La plupart du temps, une voix un peu grave me sort d’une situation à laquelle je n’ai pas encore appris à réagir : plutôt que d’essayer de travailler ma voix pour parfaire mon passing, je préfère rester dans un cadre où je peux faire entendre à l’autre qu’il s’est trompé. Quitte à me prendre un « Mais en fait t’es un mec ! » ou un « T’es gay ? » qui me crache l’abyssale stupidité du passant moyen pour qui l’orientation sexuelle recoupe les pratiques sexuelles, intérêts romantiques, identités de genre et pratiques de travestissement. C’est ce que j’ai fait avec le crado près du métro, et c’est comme ça qu’il a réagi. Typique.

De tout cela, il apparaît que :

  • j’ai un passing féminin…non désiré (et pourtant, vu ce que je porte, on peut pas dire que je l’aie pas cherché !) ;
  • en tant que femme, j’ai probablement l’air moche. Causes probables : plate, mal fringuée, sourcils épais, maquillage peu visible ou peau boutonneuse ombragée de traces pileuses, expression faciale de merde, coiffure de cul ;
  • les gens le remarquent, et se croient autorisés à se comporter comme des cons. Peut-être apparaît-il aussi que les gens sont des cons, mais nous ne nous avancerons pas.

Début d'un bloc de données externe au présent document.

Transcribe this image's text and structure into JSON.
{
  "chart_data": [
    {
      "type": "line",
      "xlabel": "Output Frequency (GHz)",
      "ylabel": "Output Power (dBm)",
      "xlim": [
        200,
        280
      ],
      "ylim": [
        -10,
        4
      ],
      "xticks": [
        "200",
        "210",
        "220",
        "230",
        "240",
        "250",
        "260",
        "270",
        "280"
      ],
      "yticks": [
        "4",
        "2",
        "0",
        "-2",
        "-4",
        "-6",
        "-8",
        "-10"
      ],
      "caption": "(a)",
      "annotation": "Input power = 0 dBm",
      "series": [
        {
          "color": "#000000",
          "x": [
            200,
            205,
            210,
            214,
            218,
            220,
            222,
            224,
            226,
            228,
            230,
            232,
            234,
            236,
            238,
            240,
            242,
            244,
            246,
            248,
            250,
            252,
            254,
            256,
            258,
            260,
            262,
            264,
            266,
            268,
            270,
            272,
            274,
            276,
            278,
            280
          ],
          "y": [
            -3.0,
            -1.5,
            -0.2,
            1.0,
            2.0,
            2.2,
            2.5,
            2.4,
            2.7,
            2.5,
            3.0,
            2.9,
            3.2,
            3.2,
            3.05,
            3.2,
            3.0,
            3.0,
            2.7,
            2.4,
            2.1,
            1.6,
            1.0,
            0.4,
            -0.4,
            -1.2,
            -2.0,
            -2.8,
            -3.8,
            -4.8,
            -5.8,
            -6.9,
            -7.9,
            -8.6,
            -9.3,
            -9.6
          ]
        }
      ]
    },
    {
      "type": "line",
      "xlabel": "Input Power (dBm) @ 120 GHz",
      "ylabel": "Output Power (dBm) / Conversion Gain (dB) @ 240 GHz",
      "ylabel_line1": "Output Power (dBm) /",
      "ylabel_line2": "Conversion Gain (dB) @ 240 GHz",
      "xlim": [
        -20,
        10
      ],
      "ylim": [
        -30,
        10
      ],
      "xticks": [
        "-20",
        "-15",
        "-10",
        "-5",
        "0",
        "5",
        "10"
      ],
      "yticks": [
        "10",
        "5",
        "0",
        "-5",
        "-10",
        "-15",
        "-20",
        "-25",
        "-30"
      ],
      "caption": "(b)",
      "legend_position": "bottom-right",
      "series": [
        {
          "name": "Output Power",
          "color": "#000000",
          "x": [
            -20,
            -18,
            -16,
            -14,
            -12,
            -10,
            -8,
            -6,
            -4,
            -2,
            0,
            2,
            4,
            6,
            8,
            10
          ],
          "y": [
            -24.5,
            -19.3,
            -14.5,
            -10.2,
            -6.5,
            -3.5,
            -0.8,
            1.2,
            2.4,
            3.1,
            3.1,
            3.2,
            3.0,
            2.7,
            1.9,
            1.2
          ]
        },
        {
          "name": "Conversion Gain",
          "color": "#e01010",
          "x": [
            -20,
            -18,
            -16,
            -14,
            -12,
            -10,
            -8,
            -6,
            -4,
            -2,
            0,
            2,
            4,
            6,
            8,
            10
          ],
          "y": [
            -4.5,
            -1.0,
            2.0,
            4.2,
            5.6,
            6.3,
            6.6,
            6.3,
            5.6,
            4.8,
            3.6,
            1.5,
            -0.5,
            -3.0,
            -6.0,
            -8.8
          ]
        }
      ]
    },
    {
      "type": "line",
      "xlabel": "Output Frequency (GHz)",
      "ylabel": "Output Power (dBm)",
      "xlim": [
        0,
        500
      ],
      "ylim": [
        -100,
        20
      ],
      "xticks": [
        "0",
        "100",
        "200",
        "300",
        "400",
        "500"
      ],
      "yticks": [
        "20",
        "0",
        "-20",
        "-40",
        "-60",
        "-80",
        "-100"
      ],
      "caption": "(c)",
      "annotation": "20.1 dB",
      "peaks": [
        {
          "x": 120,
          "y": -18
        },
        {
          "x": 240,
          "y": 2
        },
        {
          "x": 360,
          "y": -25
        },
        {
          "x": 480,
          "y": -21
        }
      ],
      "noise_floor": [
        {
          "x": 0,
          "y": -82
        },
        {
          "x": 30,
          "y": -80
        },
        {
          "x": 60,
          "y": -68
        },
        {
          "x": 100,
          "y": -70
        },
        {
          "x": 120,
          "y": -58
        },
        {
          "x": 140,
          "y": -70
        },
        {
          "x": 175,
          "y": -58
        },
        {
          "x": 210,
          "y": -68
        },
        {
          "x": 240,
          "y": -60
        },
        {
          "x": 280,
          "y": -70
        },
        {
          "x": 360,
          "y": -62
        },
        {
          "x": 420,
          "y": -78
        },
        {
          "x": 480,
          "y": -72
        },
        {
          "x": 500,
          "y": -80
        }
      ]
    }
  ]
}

Je prenais déjà conscience, de plus en plus, du harcèlement de rue, en raison de mes lectures un peu féministes sur la blogosphère. Pour un homme, essayer de concevoir ça, c’est déjà pas mal bouleversant, et je pense que tout le monde devrait savoir de quoi il s’agit. Mais l’expérimenter soi-même, ça décape !
Mais dans cette dernière expérience, je n’ai pas seulement vécu un harcèlement de rue. Ce que j’ai avant tout connu, c’est un jugement esthétique péremptoire et débile, exprimé par un parfait inconnu envers ma personne, m’expliquant violemment, en passant, sans raison, que je ne correspondait pas aux canons de beauté féminins. Que ni mon corps, ni mon visage n’étaient acceptables à ses yeux ; que j’étais 100% thon, et que je devais en éprouver de la culpabilité, voire, dépenser de l’argent afin d’être un objet sexuel désirable (parce que oui, être désirable aux yeux d’un crado à casquette, en froques dégueulasses et aux manières rustres au-delà de l’abjection, c’est plus qu’un but à atteindre dans la vie : c’est une nécessité intrinsèque pour toute personne possédant un vagin).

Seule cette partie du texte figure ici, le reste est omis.